Small things where you don’t have DBA or whatever, sure use tooling like you would for auto-changes in a local development.

Very large tech companies completely automate the schema change process (at least for all common operations) so that development teams can make schema changes at scale without direct DBA involvement. The more sophisticated companies handle this regardless of table size, sharding, operational events, etc. It makes a massive difference in execution speed for the entire company.

Renames aren't compatible with that automation flow though, which is what I meant by "out-of-band". They rely on careful orchestration alongside code change deploys, which gets especially nasty when you have thousands of application servers and thousands of database shards. In some DBMS, companies automate them using a careful dance of view-swapping, but that seems brittle performance-wise / operationally.

Not to mention apps that may have differing versions deployed on client infrastructure with different test/release cycles... this is where something like grate is really useful imo.

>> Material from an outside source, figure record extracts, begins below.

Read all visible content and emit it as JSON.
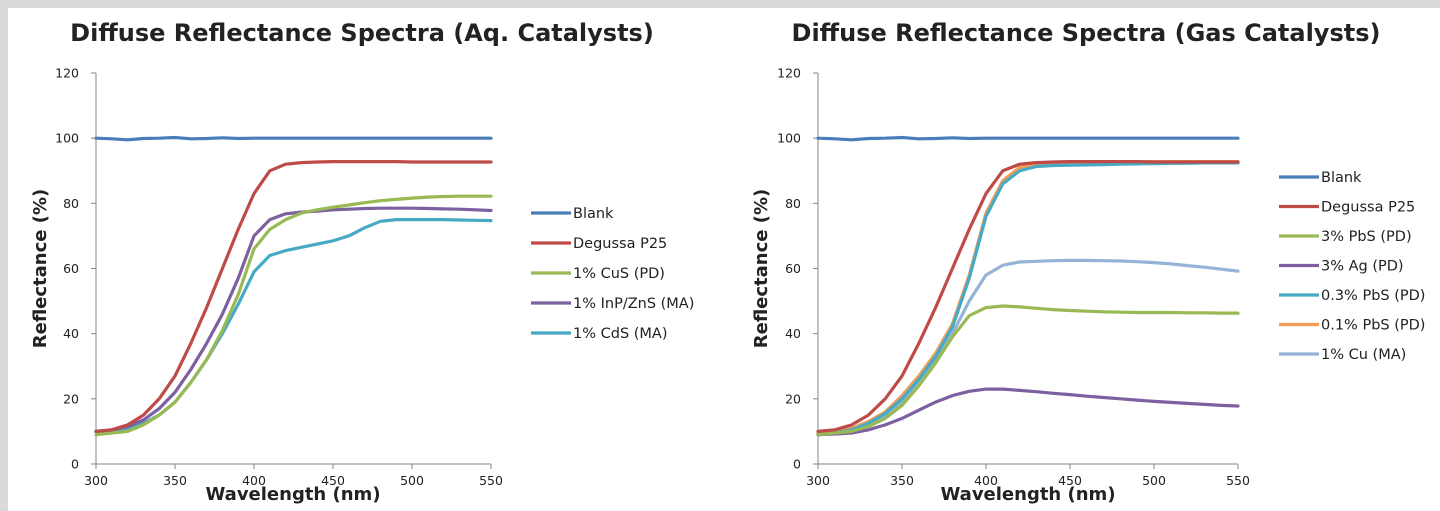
{
  "colors": {
    "blank": "#4a7ebb",
    "degussa": "#be4b48",
    "green": "#98b954",
    "purple": "#7d60a0",
    "teal": "#46aac5",
    "orange": "#f59d56",
    "lightblue": "#95b3d7"
  },
  "chart_data": [
    {
      "type": "line",
      "title": "Diffuse Reflectance Spectra (Aq. Catalysts)",
      "xlabel": "Wavelength (nm)",
      "ylabel": "Reflectance (%)",
      "xlim": [
        300,
        550
      ],
      "ylim": [
        0,
        120
      ],
      "xticks": [
        "300",
        "350",
        "400",
        "450",
        "500",
        "550"
      ],
      "yticks": [
        "0",
        "20",
        "40",
        "60",
        "80",
        "100",
        "120"
      ],
      "grid": false,
      "legend": "right",
      "x": [
        300,
        310,
        320,
        330,
        340,
        350,
        360,
        370,
        380,
        390,
        400,
        410,
        420,
        430,
        440,
        450,
        460,
        470,
        480,
        490,
        500,
        510,
        520,
        530,
        540,
        550
      ],
      "series": [
        {
          "name": "Blank",
          "color_key": "blank",
          "values": [
            100,
            99.8,
            99.5,
            99.9,
            100,
            100.2,
            99.8,
            99.9,
            100.1,
            99.9,
            100,
            100,
            100,
            100,
            100,
            100,
            100,
            100,
            100,
            100,
            100,
            100,
            100,
            100,
            100,
            100
          ]
        },
        {
          "name": "Degussa P25",
          "color_key": "degussa",
          "values": [
            10,
            10.5,
            12,
            15,
            20,
            27,
            37,
            48,
            60,
            72,
            83,
            90,
            92,
            92.5,
            92.7,
            92.8,
            92.8,
            92.8,
            92.8,
            92.8,
            92.7,
            92.7,
            92.7,
            92.7,
            92.7,
            92.7
          ]
        },
        {
          "name": "1% CuS (PD)",
          "color_key": "green",
          "values": [
            9,
            9.5,
            10,
            12,
            15,
            19,
            25,
            32,
            41,
            52,
            66,
            72,
            75,
            77,
            78,
            78.8,
            79.5,
            80.2,
            80.8,
            81.2,
            81.6,
            81.9,
            82.1,
            82.2,
            82.2,
            82.2
          ]
        },
        {
          "name": "1% InP/ZnS (MA)",
          "color_key": "purple",
          "values": [
            10,
            10.5,
            11.5,
            13.5,
            17,
            22,
            29,
            37,
            46,
            57,
            70,
            75,
            76.8,
            77.3,
            77.6,
            78,
            78.2,
            78.4,
            78.5,
            78.5,
            78.5,
            78.4,
            78.3,
            78.2,
            78,
            77.8
          ]
        },
        {
          "name": "1% CdS (MA)",
          "color_key": "teal",
          "values": [
            10,
            10.3,
            11,
            12.5,
            15,
            19,
            25,
            32,
            40,
            49,
            59,
            64,
            65.5,
            66.5,
            67.5,
            68.5,
            70,
            72.5,
            74.5,
            75,
            75,
            75,
            75,
            74.9,
            74.8,
            74.7
          ]
        }
      ]
    },
    {
      "type": "line",
      "title": "Diffuse Reflectance Spectra (Gas Catalysts)",
      "xlabel": "Wavelength (nm)",
      "ylabel": "Reflectance (%)",
      "xlim": [
        300,
        550
      ],
      "ylim": [
        0,
        120
      ],
      "xticks": [
        "300",
        "350",
        "400",
        "450",
        "500",
        "550"
      ],
      "yticks": [
        "0",
        "20",
        "40",
        "60",
        "80",
        "100",
        "120"
      ],
      "grid": false,
      "legend": "right",
      "x": [
        300,
        310,
        320,
        330,
        340,
        350,
        360,
        370,
        380,
        390,
        400,
        410,
        420,
        430,
        440,
        450,
        460,
        470,
        480,
        490,
        500,
        510,
        520,
        530,
        540,
        550
      ],
      "series": [
        {
          "name": "Blank",
          "color_key": "blank",
          "values": [
            100,
            99.8,
            99.5,
            99.9,
            100,
            100.2,
            99.8,
            99.9,
            100.1,
            99.9,
            100,
            100,
            100,
            100,
            100,
            100,
            100,
            100,
            100,
            100,
            100,
            100,
            100,
            100,
            100,
            100
          ]
        },
        {
          "name": "Degussa P25",
          "color_key": "degussa",
          "values": [
            10,
            10.5,
            12,
            15,
            20,
            27,
            37,
            48,
            60,
            72,
            83,
            90,
            92,
            92.5,
            92.7,
            92.8,
            92.8,
            92.8,
            92.8,
            92.8,
            92.7,
            92.7,
            92.7,
            92.7,
            92.7,
            92.7
          ]
        },
        {
          "name": "3% PbS (PD)",
          "color_key": "green",
          "values": [
            9,
            9.5,
            10,
            11.5,
            14,
            18,
            24,
            31,
            39,
            45.5,
            48,
            48.5,
            48.2,
            47.8,
            47.4,
            47.1,
            46.9,
            46.7,
            46.6,
            46.5,
            46.5,
            46.5,
            46.4,
            46.4,
            46.3,
            46.3
          ]
        },
        {
          "name": "3% Ag (PD)",
          "color_key": "purple",
          "values": [
            9,
            9.2,
            9.5,
            10.5,
            12,
            14,
            16.5,
            19,
            21,
            22.3,
            23,
            23,
            22.6,
            22.2,
            21.7,
            21.3,
            20.8,
            20.4,
            20,
            19.6,
            19.2,
            18.9,
            18.6,
            18.3,
            18,
            17.8
          ]
        },
        {
          "name": "0.3% PbS (PD)",
          "color_key": "teal",
          "values": [
            9,
            9.5,
            10.5,
            12.5,
            15.5,
            20,
            26,
            33,
            42,
            57,
            76,
            86,
            90,
            91.3,
            91.6,
            91.7,
            91.8,
            91.9,
            92,
            92.1,
            92.2,
            92.3,
            92.3,
            92.4,
            92.4,
            92.4
          ]
        },
        {
          "name": "0.1% PbS (PD)",
          "color_key": "orange",
          "values": [
            9.5,
            10,
            11,
            13,
            16,
            21,
            27,
            34,
            43,
            58,
            77,
            87,
            91,
            92,
            92.3,
            92.4,
            92.5,
            92.6,
            92.7,
            92.7,
            92.8,
            92.8,
            92.8,
            92.8,
            92.8,
            92.8
          ]
        },
        {
          "name": "1% Cu (MA)",
          "color_key": "lightblue",
          "values": [
            9,
            9.5,
            10.3,
            12,
            15,
            19,
            25,
            32,
            40,
            50,
            58,
            61,
            62,
            62.2,
            62.4,
            62.5,
            62.5,
            62.4,
            62.3,
            62.1,
            61.8,
            61.4,
            60.9,
            60.4,
            59.8,
            59.2
          ]
        }
      ]
    }
  ]
}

What do you think of the approach that pg_roll takes?

Seems like the top contenders, at least for Postgres, are:

sqldef: https://news.ycombinator.com/item?id=46845239

pgschema: https://github.com/pgschema/pgschema

pg_roll: https://github.com/xataio/pgroll

atlas: https://github.com/ariga/atlas

grate (minimal SQL-based migrations): https://grate-devs.github.io/grate/

pg-schema-diff: https://github.com/stripe/pg-schema-diff

results: https://github.com/djrobstep/results

https://david.rothlis.net/declarative-schema-migration-for-s...

pgroll is definitely interesting; it overlaps between both schema management tools and online schema change tools. At scale, I would want to have a better understanding on the performance implications of putting views in front of hot tables. I don't like its use of YAML. iiuc, it is an imperative migration tool, not a declarative tool.

Grate is also imperative, not declarative.

That last link (david.rothlis.net) is about a declarative tool for sqlite, not Postgres.